Where Data Meets Storytelling
Mobile apps offer not only a direct channel to audiences but they carry your story to places where the audience will consume it. As stories travel they can harvest a variety of data such as: GPS coordinates, viewer preferences and/or contact info. This data can be filtered and used in a variety of ways to enhance a story. For instance, media (video, audio, photos) can be released to viewers when they reach a certain location, data can be used to connect audience members who share similar interests around a story, and characters can contact players directly via SMS, e-mail or even phone calls.

With my newest feature/transmedia project HiM, my company Seize the Media, which specializes in story architecture (design and delivery of stories), is hard at work on a series of mobile applications and web browser-based extensions. Our efforts are focused on an area known as Contextual Storytelling – the use of data to enhance and customize the delivery of story elements and social entertainment experiences to audiences.

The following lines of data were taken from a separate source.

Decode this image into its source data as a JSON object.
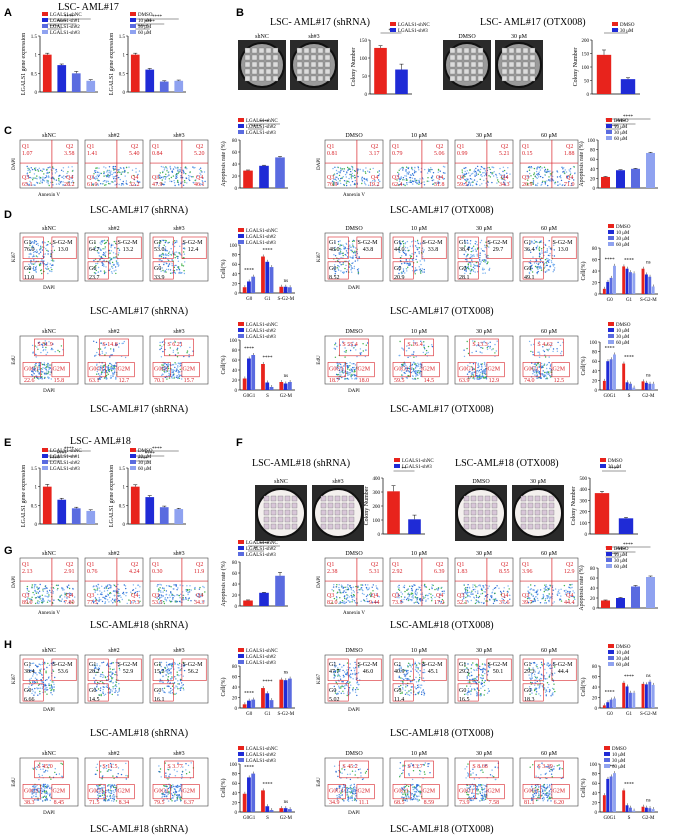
{
  "colors": {
    "red": "#e8231c",
    "blue": "#1f2bd6",
    "mid": "#5a6be0",
    "light": "#8fa2f0",
    "gate": "#d9232a"
  },
  "panels": [
    {
      "letter": "A",
      "title": "LSC- AML#17"
    },
    {
      "letter": "B",
      "title": "LSC- AML#17 (shRNA)",
      "title2": "LSC- AML#17 (OTX008)"
    },
    {
      "letter": "C",
      "title": "LSC-AML#17 (shRNA)",
      "title2": "LSC-AML#17 (OTX008)"
    },
    {
      "letter": "D",
      "title": "LSC-AML#17 (shRNA)",
      "title2": "LSC-AML#17 (OTX008)"
    },
    {
      "letter": "E",
      "title": "LSC- AML#18"
    },
    {
      "letter": "F",
      "title": "LSC-AML#18 (shRNA)",
      "title2": "LSC-AML#18 (OTX008)"
    },
    {
      "letter": "G",
      "title": "LSC-AML#18 (shRNA)",
      "title2": "LSC-AML#18 (OTX008)"
    },
    {
      "letter": "H",
      "title": "LSC-AML#18 (shRNA)",
      "title2": "LSC-AML#18 (OTX008)"
    }
  ],
  "labels": {
    "lgals1_expr": "LGALS1 gene expression",
    "colony": "Colony Number",
    "apoptosis": "Apoptosis rate (%)",
    "cell_pct": "Cell(%)",
    "dapi": "DAPI",
    "annexin": "Annexin V",
    "ki67": "Ki67",
    "edu": "EdU",
    "shNC": "shNC",
    "sh2": "sh#2",
    "sh3": "sh#3",
    "dmso": "DMSO",
    "c10": "10 μM",
    "c30": "30 μM",
    "c60": "60 μM",
    "sig4": "****",
    "sig3": "***",
    "sig2": "**",
    "sig1": "*",
    "ns": "ns"
  },
  "legends": {
    "sh3": [
      "LGALS1-shNC",
      "LGALS1-sh#1",
      "LGALS1-sh#2",
      "LGALS1-sh#3"
    ],
    "sh2": [
      "LGALS1-shNC",
      "LGALS1-sh#3"
    ],
    "shflow": [
      "LGALS1-shNC",
      "LGALS1-sh#2",
      "LGALS1-sh#3"
    ],
    "otx4": [
      "DMSO",
      "10 μM",
      "30 μM",
      "60 μM"
    ],
    "otx2": [
      "DMSO",
      "30 μM"
    ]
  },
  "flow_values": {
    "C_sh": [
      [
        "1.07",
        "3.58",
        "65.1",
        "28.2"
      ],
      [
        "1.41",
        "5.40",
        "61.0",
        "32.2"
      ],
      [
        "0.84",
        "5.20",
        "47.9",
        "46.1"
      ]
    ],
    "C_otx": [
      [
        "0.81",
        "3.17",
        "76.9",
        "19.2"
      ],
      [
        "0.79",
        "5.06",
        "62.4",
        "31.8"
      ],
      [
        "0.99",
        "5.21",
        "59.5",
        "34.3"
      ],
      [
        "0.15",
        "1.88",
        "26.9",
        "71.0"
      ]
    ],
    "D1_sh": [
      [
        "76.0",
        "13.0",
        "11.0"
      ],
      [
        "64.7",
        "13.2",
        "23.7"
      ],
      [
        "53.0",
        "12.4",
        "33.9"
      ]
    ],
    "D1_otx": [
      [
        "48.0",
        "43.8",
        "8.52"
      ],
      [
        "44.0",
        "33.8",
        "20.9"
      ],
      [
        "38.4",
        "29.7",
        "28.1"
      ],
      [
        "36.4",
        "13.0",
        "49.1"
      ]
    ],
    "D2_sh": [
      [
        "51.9",
        "22.6",
        "15.8"
      ],
      [
        "14.8",
        "63.1",
        "12.7"
      ],
      [
        "6.21",
        "70.1",
        "15.7"
      ]
    ],
    "D2_otx": [
      [
        "55.4",
        "18.7",
        "18.0"
      ],
      [
        "16.4",
        "59.5",
        "14.5"
      ],
      [
        "13.3",
        "63.9",
        "12.9"
      ],
      [
        "4.62",
        "74.0",
        "12.5"
      ]
    ],
    "G_sh": [
      [
        "2.13",
        "2.91",
        "89.0",
        "7.80"
      ],
      [
        "0.76",
        "4.24",
        "77.5",
        "17.3"
      ],
      [
        "0.30",
        "11.9",
        "53.5",
        "34.3"
      ]
    ],
    "G_otx": [
      [
        "2.38",
        "5.31",
        "82.0",
        "9.44"
      ],
      [
        "2.92",
        "6.39",
        "73.5",
        "17.2"
      ],
      [
        "1.83",
        "8.55",
        "52.1",
        "37.6"
      ],
      [
        "3.96",
        "12.9",
        "39.7",
        "44.4"
      ]
    ],
    "H1_sh": [
      [
        "38.4",
        "53.6",
        "6.66"
      ],
      [
        "28.2",
        "52.9",
        "14.5"
      ],
      [
        "15.3",
        "56.2",
        "16.1"
      ]
    ],
    "H1_otx": [
      [
        "47.7",
        "46.0",
        "5.02"
      ],
      [
        "40.9",
        "45.1",
        "11.4"
      ],
      [
        "29.2",
        "50.1",
        "16.5"
      ],
      [
        "29.3",
        "44.4",
        "18.3"
      ]
    ],
    "H2_sh": [
      [
        "45.0",
        "38.3",
        "8.45"
      ],
      [
        "11.5",
        "71.5",
        "8.34"
      ],
      [
        "3.77",
        "79.5",
        "6.37"
      ]
    ],
    "H2_otx": [
      [
        "45.2",
        "34.9",
        "11.1"
      ],
      [
        "13.7",
        "68.5",
        "8.59"
      ],
      [
        "8.68",
        "73.9",
        "7.58"
      ],
      [
        "3.39",
        "81.1",
        "6.20"
      ]
    ]
  },
  "gates": {
    "q1": "Q1",
    "q2": "Q2",
    "q3": "Q3",
    "q4": "Q4",
    "g0": "G0",
    "g1": "G1",
    "sg2m": "S-G2-M",
    "s": "S",
    "g0g1": "G0G1",
    "g2m": "G2M"
  },
  "chart_data": [
    {
      "id": "A1",
      "type": "bar",
      "ylabel": "LGALS1 gene expression",
      "ylim": [
        0,
        1.5
      ],
      "ticks": [
        "0",
        "0.5",
        "1",
        "1.5"
      ],
      "categories": [
        "shNC",
        "sh#1",
        "sh#2",
        "sh#3"
      ],
      "values": [
        1.0,
        0.72,
        0.5,
        0.3
      ],
      "errors": [
        0.04,
        0.03,
        0.05,
        0.03
      ]
    },
    {
      "id": "A2",
      "type": "bar",
      "ylabel": "LGALS1 gene expression",
      "ylim": [
        0,
        1.5
      ],
      "ticks": [
        "0",
        "0.5",
        "1",
        "1.5"
      ],
      "categories": [
        "DMSO",
        "10 μM",
        "30 μM",
        "60 μM"
      ],
      "values": [
        1.0,
        0.6,
        0.28,
        0.3
      ],
      "errors": [
        0.04,
        0.03,
        0.02,
        0.02
      ]
    },
    {
      "id": "B1",
      "type": "bar",
      "ylabel": "Colony Number",
      "ylim": [
        0,
        150
      ],
      "ticks": [
        "0",
        "50",
        "100",
        "150"
      ],
      "categories": [
        "shNC",
        "sh#3"
      ],
      "values": [
        128,
        68
      ],
      "errors": [
        6,
        15
      ]
    },
    {
      "id": "B2",
      "type": "bar",
      "ylabel": "Colony Number",
      "ylim": [
        0,
        200
      ],
      "ticks": [
        "0",
        "50",
        "100",
        "150",
        "200"
      ],
      "categories": [
        "DMSO",
        "30 μM"
      ],
      "values": [
        145,
        55
      ],
      "errors": [
        18,
        5
      ]
    },
    {
      "id": "C1",
      "type": "bar",
      "ylabel": "Apoptosis rate (%)",
      "ylim": [
        0,
        80
      ],
      "ticks": [
        "0",
        "20",
        "40",
        "60",
        "80"
      ],
      "categories": [
        "shNC",
        "sh#2",
        "sh#3"
      ],
      "values": [
        29,
        37,
        51
      ],
      "errors": [
        1,
        1,
        1.5
      ]
    },
    {
      "id": "C2",
      "type": "bar",
      "ylabel": "Apoptosis rate (%)",
      "ylim": [
        0,
        100
      ],
      "ticks": [
        "0",
        "20",
        "40",
        "60",
        "80",
        "100"
      ],
      "categories": [
        "DMSO",
        "10 μM",
        "30 μM",
        "60 μM"
      ],
      "values": [
        23,
        37,
        40,
        73
      ],
      "errors": [
        1,
        1,
        1,
        1.5
      ]
    },
    {
      "id": "D1a",
      "type": "bar",
      "ylabel": "Cell(%)",
      "ylim": [
        0,
        100
      ],
      "ticks": [
        "0",
        "20",
        "40",
        "60",
        "80",
        "100"
      ],
      "categories": [
        "G0",
        "G1",
        "S-G2-M"
      ],
      "series": [
        {
          "name": "shNC",
          "values": [
            12,
            76,
            13
          ]
        },
        {
          "name": "sh#2",
          "values": [
            24,
            65,
            13
          ]
        },
        {
          "name": "sh#3",
          "values": [
            34,
            54,
            12
          ]
        }
      ]
    },
    {
      "id": "D1b",
      "type": "bar",
      "ylabel": "Cell(%)",
      "ylim": [
        0,
        80
      ],
      "ticks": [
        "0",
        "20",
        "40",
        "60",
        "80"
      ],
      "categories": [
        "G0",
        "G1",
        "S-G2-M"
      ],
      "series": [
        {
          "name": "DMSO",
          "values": [
            9,
            48,
            44
          ]
        },
        {
          "name": "10 μM",
          "values": [
            21,
            44,
            34
          ]
        },
        {
          "name": "30 μM",
          "values": [
            28,
            38,
            30
          ]
        },
        {
          "name": "60 μM",
          "values": [
            49,
            36,
            13
          ]
        }
      ]
    },
    {
      "id": "D2a",
      "type": "bar",
      "ylabel": "Cell(%)",
      "ylim": [
        0,
        100
      ],
      "ticks": [
        "0",
        "20",
        "40",
        "60",
        "80",
        "100"
      ],
      "categories": [
        "G0G1",
        "S",
        "G2-M"
      ],
      "series": [
        {
          "name": "shNC",
          "values": [
            23,
            52,
            16
          ]
        },
        {
          "name": "sh#2",
          "values": [
            63,
            15,
            13
          ]
        },
        {
          "name": "sh#3",
          "values": [
            70,
            6,
            16
          ]
        }
      ]
    },
    {
      "id": "D2b",
      "type": "bar",
      "ylabel": "Cell(%)",
      "ylim": [
        0,
        100
      ],
      "ticks": [
        "0",
        "20",
        "40",
        "60",
        "80",
        "100"
      ],
      "categories": [
        "G0G1",
        "S",
        "G2-M"
      ],
      "series": [
        {
          "name": "DMSO",
          "values": [
            19,
            55,
            18
          ]
        },
        {
          "name": "10 μM",
          "values": [
            60,
            16,
            15
          ]
        },
        {
          "name": "30 μM",
          "values": [
            64,
            13,
            13
          ]
        },
        {
          "name": "60 μM",
          "values": [
            74,
            5,
            13
          ]
        }
      ]
    },
    {
      "id": "E1",
      "type": "bar",
      "ylabel": "LGALS1 gene expression",
      "ylim": [
        0,
        1.5
      ],
      "ticks": [
        "0",
        "0.5",
        "1",
        "1.5"
      ],
      "categories": [
        "shNC",
        "sh#1",
        "sh#2",
        "sh#3"
      ],
      "values": [
        1.0,
        0.65,
        0.42,
        0.35
      ],
      "errors": [
        0.06,
        0.04,
        0.03,
        0.03
      ]
    },
    {
      "id": "E2",
      "type": "bar",
      "ylabel": "LGALS1 gene expression",
      "ylim": [
        0,
        1.5
      ],
      "ticks": [
        "0",
        "0.5",
        "1",
        "1.5"
      ],
      "categories": [
        "DMSO",
        "10 μM",
        "30 μM",
        "60 μM"
      ],
      "values": [
        1.0,
        0.72,
        0.45,
        0.4
      ],
      "errors": [
        0.05,
        0.04,
        0.03,
        0.02
      ]
    },
    {
      "id": "F1",
      "type": "bar",
      "ylabel": "Colony Number",
      "ylim": [
        0,
        400
      ],
      "ticks": [
        "0",
        "100",
        "200",
        "300",
        "400"
      ],
      "categories": [
        "shNC",
        "sh#3"
      ],
      "values": [
        305,
        105
      ],
      "errors": [
        40,
        30
      ]
    },
    {
      "id": "F2",
      "type": "bar",
      "ylabel": "Colony Number",
      "ylim": [
        0,
        500
      ],
      "ticks": [
        "0",
        "100",
        "200",
        "300",
        "400",
        "500"
      ],
      "categories": [
        "DMSO",
        "30 μM"
      ],
      "values": [
        365,
        140
      ],
      "errors": [
        15,
        8
      ]
    },
    {
      "id": "G1",
      "type": "bar",
      "ylabel": "Apoptosis rate (%)",
      "ylim": [
        0,
        80
      ],
      "ticks": [
        "0",
        "20",
        "40",
        "60",
        "80"
      ],
      "categories": [
        "shNC",
        "sh#2",
        "sh#3"
      ],
      "values": [
        10,
        24,
        55
      ],
      "errors": [
        1,
        1,
        6
      ]
    },
    {
      "id": "G2",
      "type": "bar",
      "ylabel": "Apoptosis rate (%)",
      "ylim": [
        0,
        80
      ],
      "ticks": [
        "0",
        "20",
        "40",
        "60",
        "80"
      ],
      "categories": [
        "DMSO",
        "10 μM",
        "30 μM",
        "60 μM"
      ],
      "values": [
        15,
        20,
        43,
        62
      ],
      "errors": [
        1,
        1,
        2,
        2
      ]
    },
    {
      "id": "H1a",
      "type": "bar",
      "ylabel": "Cell(%)",
      "ylim": [
        0,
        80
      ],
      "ticks": [
        "0",
        "20",
        "40",
        "60",
        "80"
      ],
      "categories": [
        "G0",
        "G1",
        "S-G2-M"
      ],
      "series": [
        {
          "name": "shNC",
          "values": [
            7,
            38,
            54
          ]
        },
        {
          "name": "sh#2",
          "values": [
            14,
            28,
            53
          ]
        },
        {
          "name": "sh#3",
          "values": [
            16,
            15,
            56
          ]
        }
      ]
    },
    {
      "id": "H1b",
      "type": "bar",
      "ylabel": "Cell(%)",
      "ylim": [
        0,
        80
      ],
      "ticks": [
        "0",
        "20",
        "40",
        "60",
        "80"
      ],
      "categories": [
        "G0",
        "G1",
        "S-G2-M"
      ],
      "series": [
        {
          "name": "DMSO",
          "values": [
            5,
            48,
            46
          ]
        },
        {
          "name": "10 μM",
          "values": [
            11,
            41,
            45
          ]
        },
        {
          "name": "30 μM",
          "values": [
            16,
            29,
            50
          ]
        },
        {
          "name": "60 μM",
          "values": [
            18,
            29,
            44
          ]
        }
      ]
    },
    {
      "id": "H2a",
      "type": "bar",
      "ylabel": "Cell(%)",
      "ylim": [
        0,
        100
      ],
      "ticks": [
        "0",
        "20",
        "40",
        "60",
        "80",
        "100"
      ],
      "categories": [
        "G0G1",
        "S",
        "G2-M"
      ],
      "series": [
        {
          "name": "shNC",
          "values": [
            38,
            45,
            8
          ]
        },
        {
          "name": "sh#2",
          "values": [
            72,
            12,
            8
          ]
        },
        {
          "name": "sh#3",
          "values": [
            80,
            4,
            6
          ]
        }
      ]
    },
    {
      "id": "H2b",
      "type": "bar",
      "ylabel": "Cell(%)",
      "ylim": [
        0,
        100
      ],
      "ticks": [
        "0",
        "20",
        "40",
        "60",
        "80",
        "100"
      ],
      "categories": [
        "G0G1",
        "S",
        "G2-M"
      ],
      "series": [
        {
          "name": "DMSO",
          "values": [
            35,
            45,
            11
          ]
        },
        {
          "name": "10 μM",
          "values": [
            69,
            14,
            9
          ]
        },
        {
          "name": "30 μM",
          "values": [
            74,
            9,
            8
          ]
        },
        {
          "name": "60 μM",
          "values": [
            81,
            3,
            6
          ]
        }
      ]
    }
  ]
}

Pandemic is a transmedia property that resides within the storyworld of HiM. The game enables players to step into the shoes of the protagonist as they are forced to scavenge for food and encouraged to search for other survivors. One core feature of the game enables the player to create a 360-degree panoramic view of a space. By standing and snapping pictures in a circle, users can capture any space and place it within the game world. In a sense the Pandemic app creates a crowdsourced type MMO (massive multiplayer online game) that enables players to virtualize the real world around them.